Cunningham, Nisan sonundan bu yana silahlı çetelerin askeri yetenekliliğinin büyük artış gösterdiğinin altını çiziyor ve gerek para gerek silah yardımlarının üst düzeye çıkarıldığına işaret ediyor.
Suriye ‘muhalefet’ sözcüsünün son açıklaması, bunun bir NATO örtülü operasyonu olduğunu operasyon için kullanılan isimle bile ispatlıyor: ‘Operation Damascus Volcano’ Şam yanardağı operasyonu!
Sözcü: ‘Esad’ı indirmek için dış desteğe sahibiz!’ diyor..
İsrail ziyaretinde Hillary Clinton: ‘Esad yenilecek!’ buyuruyor. “Güvenlik Konseyine baskı yapmayı sürdüreceğiz. Ruslara da baskı yapacağız. Belli bir zaman veremiyorum ama Suriye rejimi düşecek!’ diyebiliyor.

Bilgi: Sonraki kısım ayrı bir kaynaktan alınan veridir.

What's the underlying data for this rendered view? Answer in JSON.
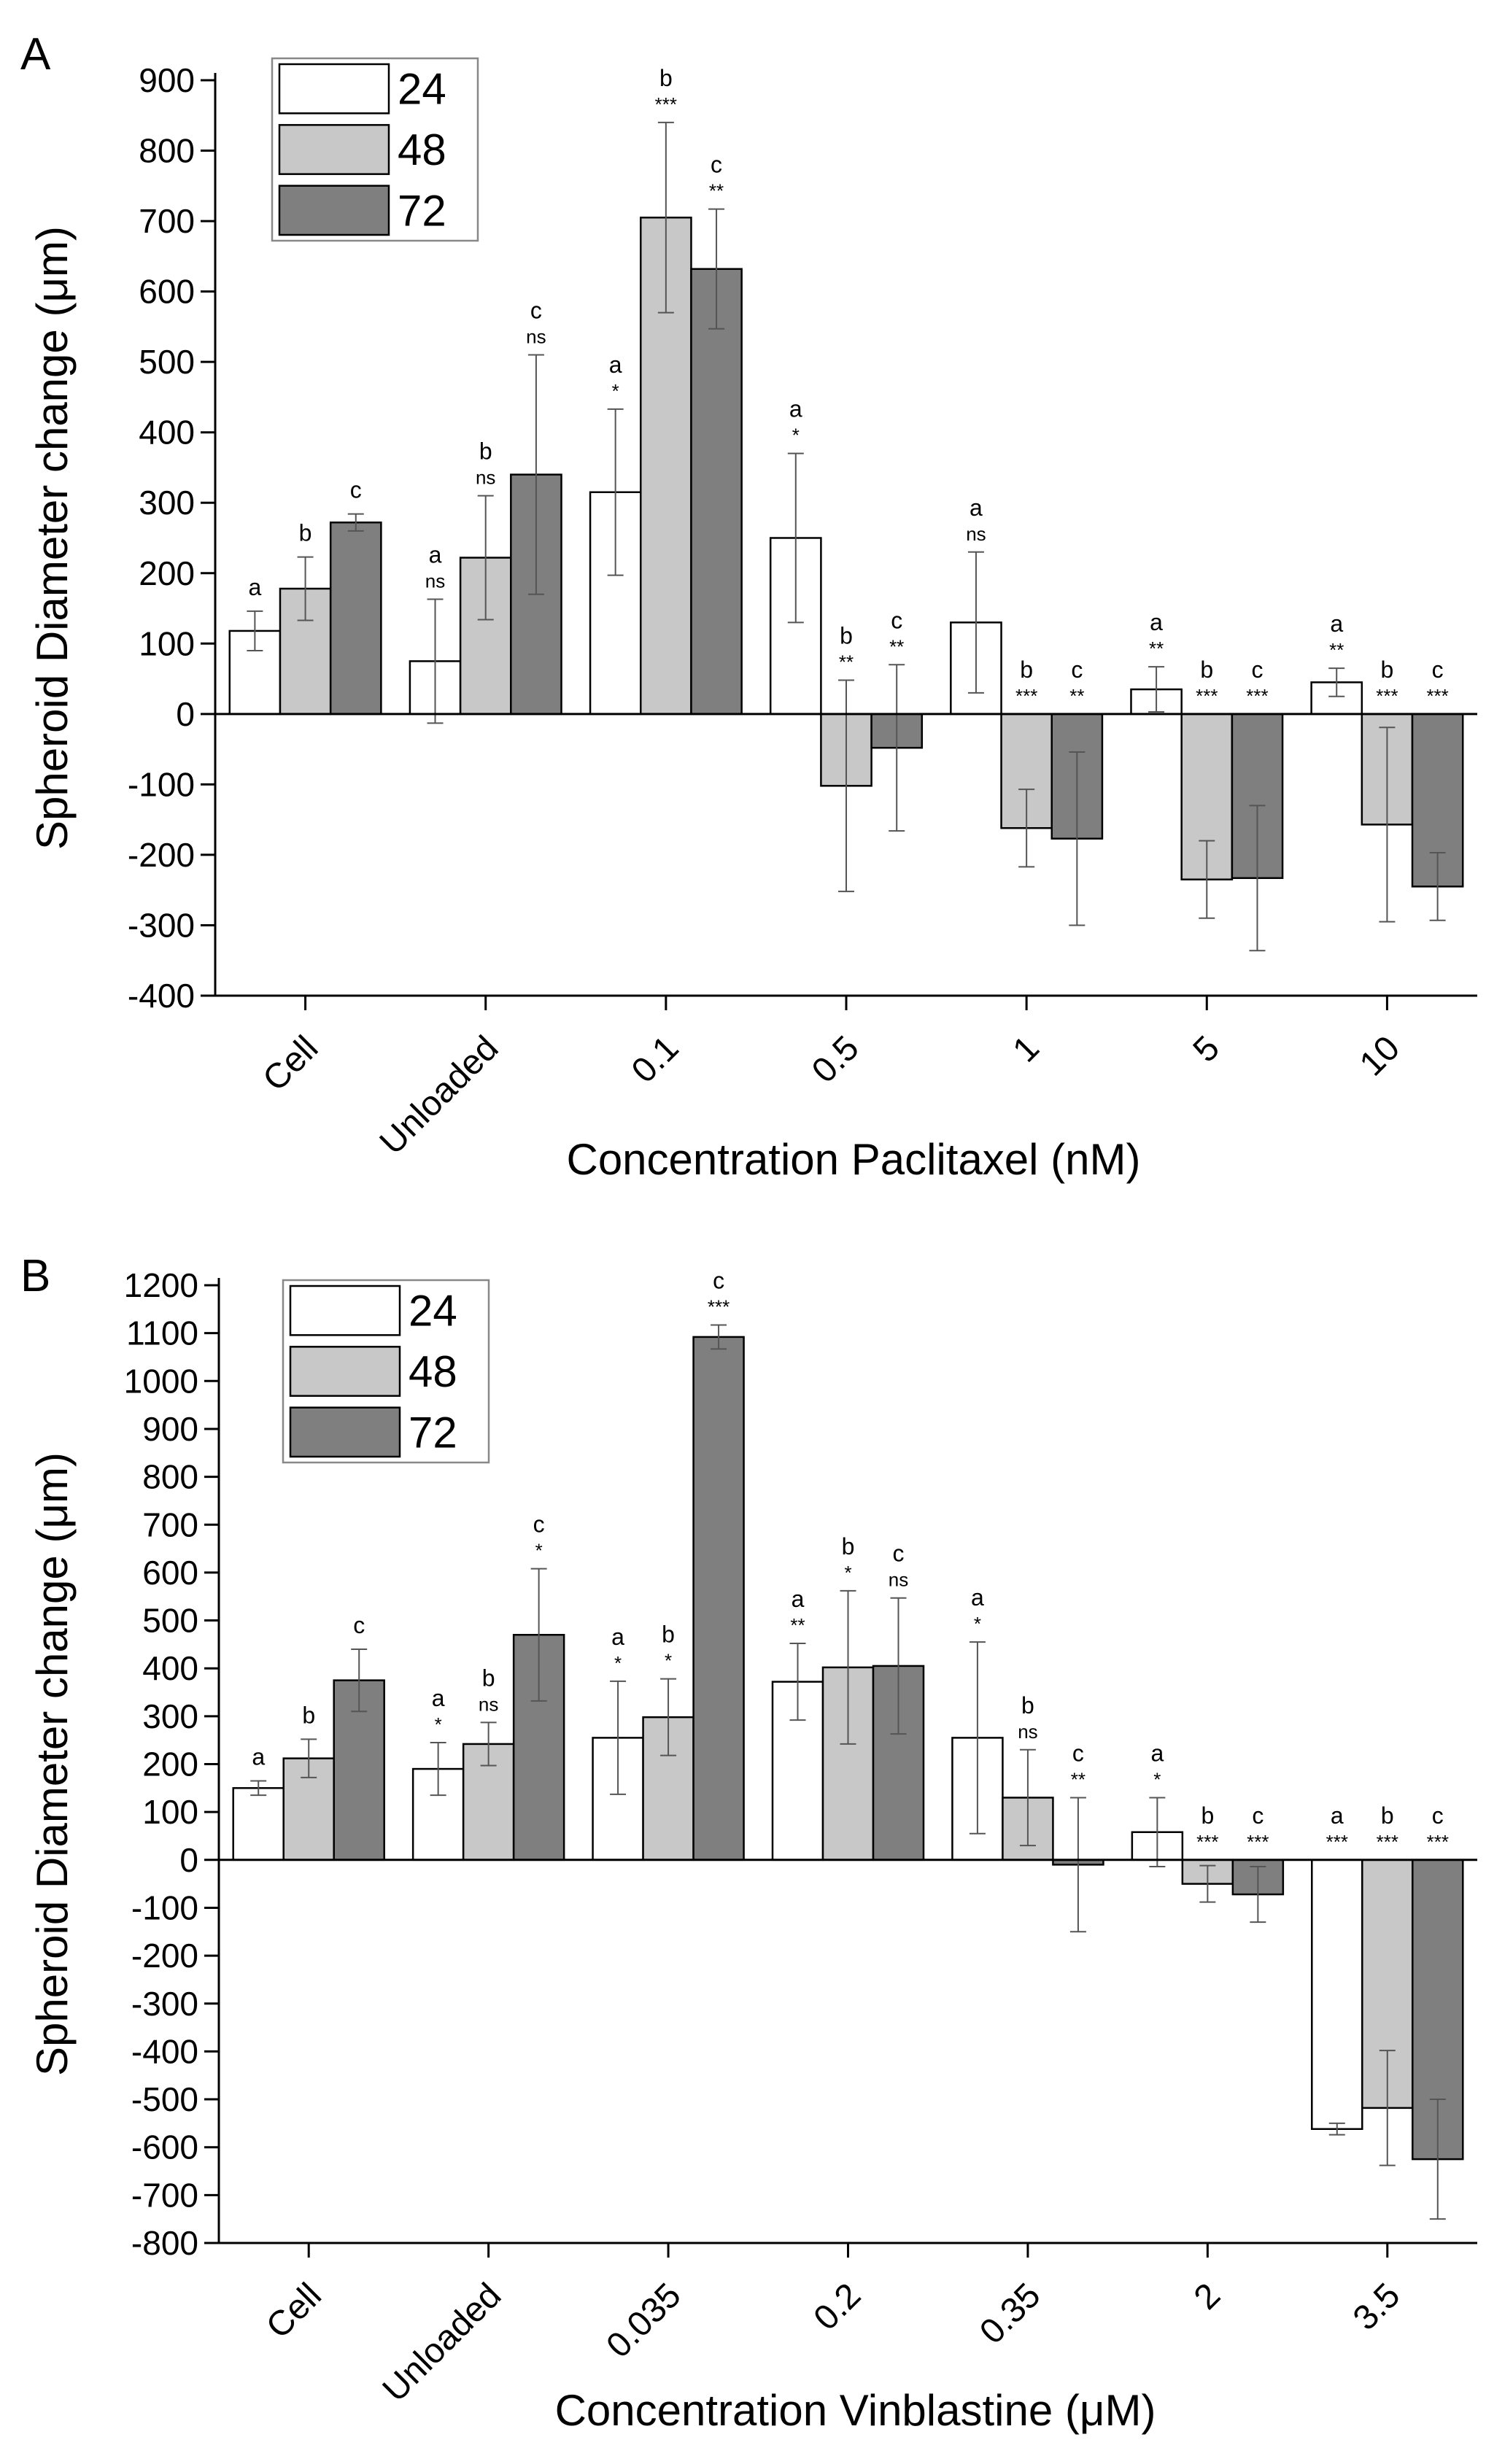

İngiltere Dışişleri Bakanı Hague, son saldırı sonrası verdiği demeçte Güvenlik Konseyi’ne yeni bir baskıdan sözediyor. ‘Durum hızla kötüye gidiyor. Güvenlik Konseyi tavrını gözden geçirmeli!’
Tüm bu olanların özeti bir bilgisayar oyunu gibi…
Bir ülkeyi işgâl oyunu oynanır… İşgâl güçleri doğrudan müdahaleyi göze alamıyorlarsa, sınırları tırtıklamaya başlarlar.. Canileri bulurlar, silahları verirler, figüranlara sınırları deldirirler.. Nokta operasyonlar yaparlar… Komşu ülke yönetimlerini kullanırlar.. Medyada sabah akşam hedef ülkeyi yerin dibine batırırlar. 16 ay önce sorunları olan ama kan ve gözyaşından uzak, huzuru olan bir ülke, ekranda kararır, üzerine bir çarpı atılır, yanında ‘DEMOKRASİ GELDİ’ yazılıdır..
Devlet başkanı yok edilir, yeni bir anayasa biçilir… Artık o ülkeyi küresel bankerler yönetecektir.. Acil bir seçim yapılır. Kimin kazanacağı baştan bellidir. Bu senaryo Suriye için de yazıldı… Ama 16 ay Suriye’nin direneceği onlara göre imkansızdı! Suriye halkı ‘İmkansız’ı başardıysa, hazır olsunlar, bu coğrafya da ‘‘mucize’ler hep vardı!